UAB Hospital had administered approximately 14 percent of all of Alabama’s COVID-19 vaccinations as of Tuesday, and the hospital could do more, if it could get more vaccine, a UAB doctor said Tuesday.
Problems reporting vaccinations to the federal government, and the threat of fewer shipments in the future if fixes aren’t made, left four Alabama lawmakers who were all hospitalized with COVID-19 concerned enough to write a letter Tuesday to the Alabama Department of Public Health.
ADPH in a response Tuesday said the department was working with the CDC on the reporting problem and that Alabama’s supply hasn’t yet been impacted by the matter.
“The distribution of vaccines to Alabama will continue to be interrupted until Alabama plays by the rules. The rule is simple: The CDC will not authorize shipments to Alabama until they know we are using what we have on hand. Our citizens are paying a deadly price,” said Republican state senators Greg Albritton, Tom Whatley, Randy Price and Jim McClendon in the letter.
ADPH in a response Tuesday said the number of vaccine doses allocated to Alabama is based on population and isn’t determined by how much vaccine is on hand in the state.
“The number of doses remaining from previous allocations does not affect the number of doses that the Centers for Disease Control and Prevention (CDC) authorizes for Alabama,” ADPH’s statement reads.
Dr. Karen Landers, assistant state health officer with the Alabama Department of Public Health, speaking to APR on Monday said that on a call with state public health officials last week, U.S. Department of Health and Human Services officials said that if states didn’t fix COVID-19 vaccination reporting problems, future shipments of vaccines could be withheld.
Former Health and Human Services Secretary Alex Azar, whose resignation was to take effect Wednesday, in Jan. 12 press conference announced the federal government would no longer hold back second doses of vaccines, and warned that states that are slow in vaccinations may not get as many doses in the future. It became clear later last week, however, that the federal government had already been shipping those saved second doses, and there was nothing held back to increase shipments to states.

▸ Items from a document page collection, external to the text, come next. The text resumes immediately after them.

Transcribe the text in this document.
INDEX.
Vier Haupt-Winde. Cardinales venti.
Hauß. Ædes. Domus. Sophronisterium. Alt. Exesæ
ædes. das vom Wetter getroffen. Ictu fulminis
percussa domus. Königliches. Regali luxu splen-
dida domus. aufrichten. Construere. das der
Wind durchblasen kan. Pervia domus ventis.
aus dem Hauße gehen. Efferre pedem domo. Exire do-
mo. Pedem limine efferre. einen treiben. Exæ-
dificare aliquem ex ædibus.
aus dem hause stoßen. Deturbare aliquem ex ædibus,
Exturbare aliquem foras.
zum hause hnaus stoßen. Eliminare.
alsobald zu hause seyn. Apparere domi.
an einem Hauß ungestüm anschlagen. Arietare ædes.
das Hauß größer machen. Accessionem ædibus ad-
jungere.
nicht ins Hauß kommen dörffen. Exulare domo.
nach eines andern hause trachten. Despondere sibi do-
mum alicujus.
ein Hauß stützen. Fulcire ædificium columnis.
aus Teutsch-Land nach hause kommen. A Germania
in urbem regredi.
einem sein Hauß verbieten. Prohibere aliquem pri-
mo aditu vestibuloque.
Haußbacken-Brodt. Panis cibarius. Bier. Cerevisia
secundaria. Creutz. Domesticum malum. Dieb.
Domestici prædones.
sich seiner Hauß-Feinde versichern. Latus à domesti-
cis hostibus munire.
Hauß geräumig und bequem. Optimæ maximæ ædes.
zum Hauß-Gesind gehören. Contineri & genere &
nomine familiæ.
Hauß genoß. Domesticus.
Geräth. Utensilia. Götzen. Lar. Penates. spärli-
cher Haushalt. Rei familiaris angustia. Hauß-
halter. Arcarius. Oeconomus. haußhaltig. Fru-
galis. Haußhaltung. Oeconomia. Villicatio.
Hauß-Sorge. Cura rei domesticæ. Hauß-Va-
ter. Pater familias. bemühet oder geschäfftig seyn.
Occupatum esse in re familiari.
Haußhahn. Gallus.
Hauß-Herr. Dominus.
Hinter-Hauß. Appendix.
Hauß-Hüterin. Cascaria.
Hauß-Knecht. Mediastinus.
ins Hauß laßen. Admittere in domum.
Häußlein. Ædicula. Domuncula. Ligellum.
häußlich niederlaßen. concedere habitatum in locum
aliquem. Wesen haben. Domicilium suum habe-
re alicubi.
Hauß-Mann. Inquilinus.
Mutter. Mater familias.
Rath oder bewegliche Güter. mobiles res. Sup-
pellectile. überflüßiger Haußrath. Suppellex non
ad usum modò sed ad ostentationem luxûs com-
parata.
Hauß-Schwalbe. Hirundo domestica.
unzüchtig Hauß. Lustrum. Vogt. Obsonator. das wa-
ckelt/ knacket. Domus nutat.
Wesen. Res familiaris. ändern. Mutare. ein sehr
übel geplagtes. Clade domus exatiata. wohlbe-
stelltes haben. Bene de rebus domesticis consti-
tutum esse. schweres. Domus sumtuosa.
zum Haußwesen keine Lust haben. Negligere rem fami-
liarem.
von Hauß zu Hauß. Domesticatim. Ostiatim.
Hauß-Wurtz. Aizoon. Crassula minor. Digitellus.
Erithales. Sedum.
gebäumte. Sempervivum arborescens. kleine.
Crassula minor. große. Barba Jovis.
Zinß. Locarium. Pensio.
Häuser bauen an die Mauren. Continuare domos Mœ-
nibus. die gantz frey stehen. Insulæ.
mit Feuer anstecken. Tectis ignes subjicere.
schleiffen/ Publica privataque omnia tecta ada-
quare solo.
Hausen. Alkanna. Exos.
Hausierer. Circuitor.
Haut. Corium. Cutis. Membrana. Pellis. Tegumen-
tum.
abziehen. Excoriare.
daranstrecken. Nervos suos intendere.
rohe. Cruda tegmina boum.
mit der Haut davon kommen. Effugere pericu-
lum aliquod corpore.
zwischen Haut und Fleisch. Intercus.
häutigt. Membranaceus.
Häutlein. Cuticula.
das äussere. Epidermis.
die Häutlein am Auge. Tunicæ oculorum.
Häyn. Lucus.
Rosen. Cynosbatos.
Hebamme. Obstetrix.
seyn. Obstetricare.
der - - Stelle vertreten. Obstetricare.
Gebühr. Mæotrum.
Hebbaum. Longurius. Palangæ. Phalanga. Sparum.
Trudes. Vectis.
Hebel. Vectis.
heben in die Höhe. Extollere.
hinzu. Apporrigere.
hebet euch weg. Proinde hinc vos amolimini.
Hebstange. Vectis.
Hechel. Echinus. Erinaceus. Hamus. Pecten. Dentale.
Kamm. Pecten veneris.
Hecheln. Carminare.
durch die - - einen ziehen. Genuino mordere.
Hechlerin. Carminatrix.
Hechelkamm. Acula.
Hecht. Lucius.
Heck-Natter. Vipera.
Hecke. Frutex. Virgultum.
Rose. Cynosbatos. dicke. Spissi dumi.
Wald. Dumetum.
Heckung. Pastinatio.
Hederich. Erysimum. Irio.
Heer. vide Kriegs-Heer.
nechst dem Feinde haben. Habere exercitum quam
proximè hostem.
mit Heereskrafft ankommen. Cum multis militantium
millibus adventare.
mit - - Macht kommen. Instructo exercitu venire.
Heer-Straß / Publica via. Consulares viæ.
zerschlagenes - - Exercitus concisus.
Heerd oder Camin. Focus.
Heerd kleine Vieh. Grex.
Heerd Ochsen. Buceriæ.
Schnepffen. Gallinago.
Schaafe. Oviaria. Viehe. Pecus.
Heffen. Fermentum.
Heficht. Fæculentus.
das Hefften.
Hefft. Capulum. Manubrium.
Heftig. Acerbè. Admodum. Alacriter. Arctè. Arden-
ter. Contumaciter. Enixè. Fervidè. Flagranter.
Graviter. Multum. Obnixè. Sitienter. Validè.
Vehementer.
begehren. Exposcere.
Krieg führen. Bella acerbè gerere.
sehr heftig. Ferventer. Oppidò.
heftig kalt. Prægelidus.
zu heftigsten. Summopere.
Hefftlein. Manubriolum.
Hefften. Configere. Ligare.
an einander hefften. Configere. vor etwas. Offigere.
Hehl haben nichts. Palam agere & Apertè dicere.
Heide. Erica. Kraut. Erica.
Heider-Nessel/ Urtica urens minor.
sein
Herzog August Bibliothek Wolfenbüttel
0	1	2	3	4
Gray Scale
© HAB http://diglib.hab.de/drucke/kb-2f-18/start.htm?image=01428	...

Landers, speaking to APR on Monday, said some entities that are vaccinating failed to always report those vaccinations into the state’s ImmPRINT system properly, which resulted in a discrepancy between ADPH’s vaccination numbers and the CDC’s. The problem hadn’t yet impacted the state’s supply, she said, but it could in the future if it’s not corrected.

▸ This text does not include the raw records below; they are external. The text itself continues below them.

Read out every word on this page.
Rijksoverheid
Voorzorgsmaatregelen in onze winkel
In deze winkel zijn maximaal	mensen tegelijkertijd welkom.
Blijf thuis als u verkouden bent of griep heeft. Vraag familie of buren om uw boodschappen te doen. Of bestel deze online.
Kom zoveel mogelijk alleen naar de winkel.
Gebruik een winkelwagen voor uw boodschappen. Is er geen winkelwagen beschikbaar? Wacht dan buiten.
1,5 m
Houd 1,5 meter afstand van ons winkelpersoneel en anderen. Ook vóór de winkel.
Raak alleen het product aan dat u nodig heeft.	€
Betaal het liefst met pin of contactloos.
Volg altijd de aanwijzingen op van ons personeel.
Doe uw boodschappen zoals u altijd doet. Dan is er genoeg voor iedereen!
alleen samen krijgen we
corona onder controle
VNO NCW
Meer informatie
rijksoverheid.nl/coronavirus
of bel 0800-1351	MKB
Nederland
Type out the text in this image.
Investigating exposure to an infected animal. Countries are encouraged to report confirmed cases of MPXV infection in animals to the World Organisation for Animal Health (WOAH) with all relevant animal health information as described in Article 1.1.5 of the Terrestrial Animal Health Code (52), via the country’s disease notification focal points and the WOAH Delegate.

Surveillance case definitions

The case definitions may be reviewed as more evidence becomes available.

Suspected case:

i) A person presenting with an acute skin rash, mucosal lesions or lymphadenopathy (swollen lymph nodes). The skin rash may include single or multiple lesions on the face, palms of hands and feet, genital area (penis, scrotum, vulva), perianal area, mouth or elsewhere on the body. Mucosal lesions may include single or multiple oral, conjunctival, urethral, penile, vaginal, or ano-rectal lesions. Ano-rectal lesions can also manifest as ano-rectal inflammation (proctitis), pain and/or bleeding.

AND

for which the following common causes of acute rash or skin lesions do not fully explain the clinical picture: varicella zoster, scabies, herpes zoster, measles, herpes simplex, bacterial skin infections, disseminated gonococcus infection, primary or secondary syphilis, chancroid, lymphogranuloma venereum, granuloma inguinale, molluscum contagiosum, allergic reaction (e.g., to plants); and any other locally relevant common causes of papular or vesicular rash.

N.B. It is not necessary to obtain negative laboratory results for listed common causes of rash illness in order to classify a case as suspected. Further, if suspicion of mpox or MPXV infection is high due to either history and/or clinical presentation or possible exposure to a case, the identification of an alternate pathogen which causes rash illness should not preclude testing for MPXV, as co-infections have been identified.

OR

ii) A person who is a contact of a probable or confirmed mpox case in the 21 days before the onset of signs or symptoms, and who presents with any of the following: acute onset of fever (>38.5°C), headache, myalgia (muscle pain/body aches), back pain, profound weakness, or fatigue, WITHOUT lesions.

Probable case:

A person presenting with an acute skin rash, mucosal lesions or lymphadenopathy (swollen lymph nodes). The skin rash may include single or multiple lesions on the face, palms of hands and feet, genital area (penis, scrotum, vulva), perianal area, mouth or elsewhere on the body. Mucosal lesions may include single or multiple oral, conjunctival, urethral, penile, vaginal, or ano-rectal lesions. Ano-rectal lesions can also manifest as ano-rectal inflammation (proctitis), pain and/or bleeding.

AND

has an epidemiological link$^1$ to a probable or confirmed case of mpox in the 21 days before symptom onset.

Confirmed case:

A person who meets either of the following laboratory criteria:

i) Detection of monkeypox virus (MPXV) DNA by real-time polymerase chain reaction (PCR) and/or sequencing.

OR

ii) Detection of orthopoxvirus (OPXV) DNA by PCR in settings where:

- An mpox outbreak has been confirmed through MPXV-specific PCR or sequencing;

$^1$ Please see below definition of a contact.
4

“What I think we really want to focus upon is to ensure that every dose of vaccine that is administered is counted,” Landers said. “That is really the biggest problem at the moment.”
At UAB Hospital staff have been working hard to vaccinate as many as possible, said Dr. Sarah Nafziger, co-chair of UAB’s Emergency Management Committee and professor of medicine in the school’s Department of Emergency Medicine, speaking to reporters Tuesday.
“To date, we’ve administered 23,300 vaccines through our employee health vaccination sites,” Nafziger said.
Approximately 63 percent of those vaccinations went to UAB employees, Nafziger said, with the remainder going to staff at other hospitals and first responders.
Alabama had administered 184,618 doses, or 41 percent of the state’s allocation of vaccines, as of Tuesday, according to ADPH. The CDC puts the state’s vaccinations at 139,200 as of Wednesday. Five other states had administered fewer doses than Alabama, per 100,000 people, according to the CDC.
“The only limitation that we have right now at our vaccine site is just making sure we have enough vaccine doses to administer,” Nafziger told reporters Tuesday. “As soon as we’re getting vaccine doses we’re getting them in the arms of people. We’re not waiting. We’re not sitting around. We’re not stalling.”
UAB is averaging approximately 1,100 vaccinations per day, Nafziger said, and Monday began administering vaccines to UAB patients aged 75 and older at the hospital’s Highlands parking deck. Those eligible will receive either an email or phone call inviting them to register for an appointment, she said.
UAB is planning to add additional mass vaccination sites to accommodate the demand, and an announcement on those sites could come later this week, Nafziger said.
But it’s going to take more vaccine to make sure those additional sites have enough to keep the lines of people eager to receive vaccinations can get them.
Nafziger said UAB’s initial shipment of vaccines was 10,725 but the next shipment dropped to 7,000 and then to 3,000.
Asked by APR what the hospital is hearing from ADPH as to why shipments have been reduced so dramatically, Nafziger explained that ADPH points to the federal government.
“The consistent message we get from ADPH is that, when they find out how much they’re going to receive, they let us know what we are going to get out of that allocation,” Nafziger said. “Really beyond that, I can’t comment. I don’t know what conversations they’re having.”
APR on Wednesday morning hadn’t received a response to questions to ADPH on Tuesday regarding vaccine supply.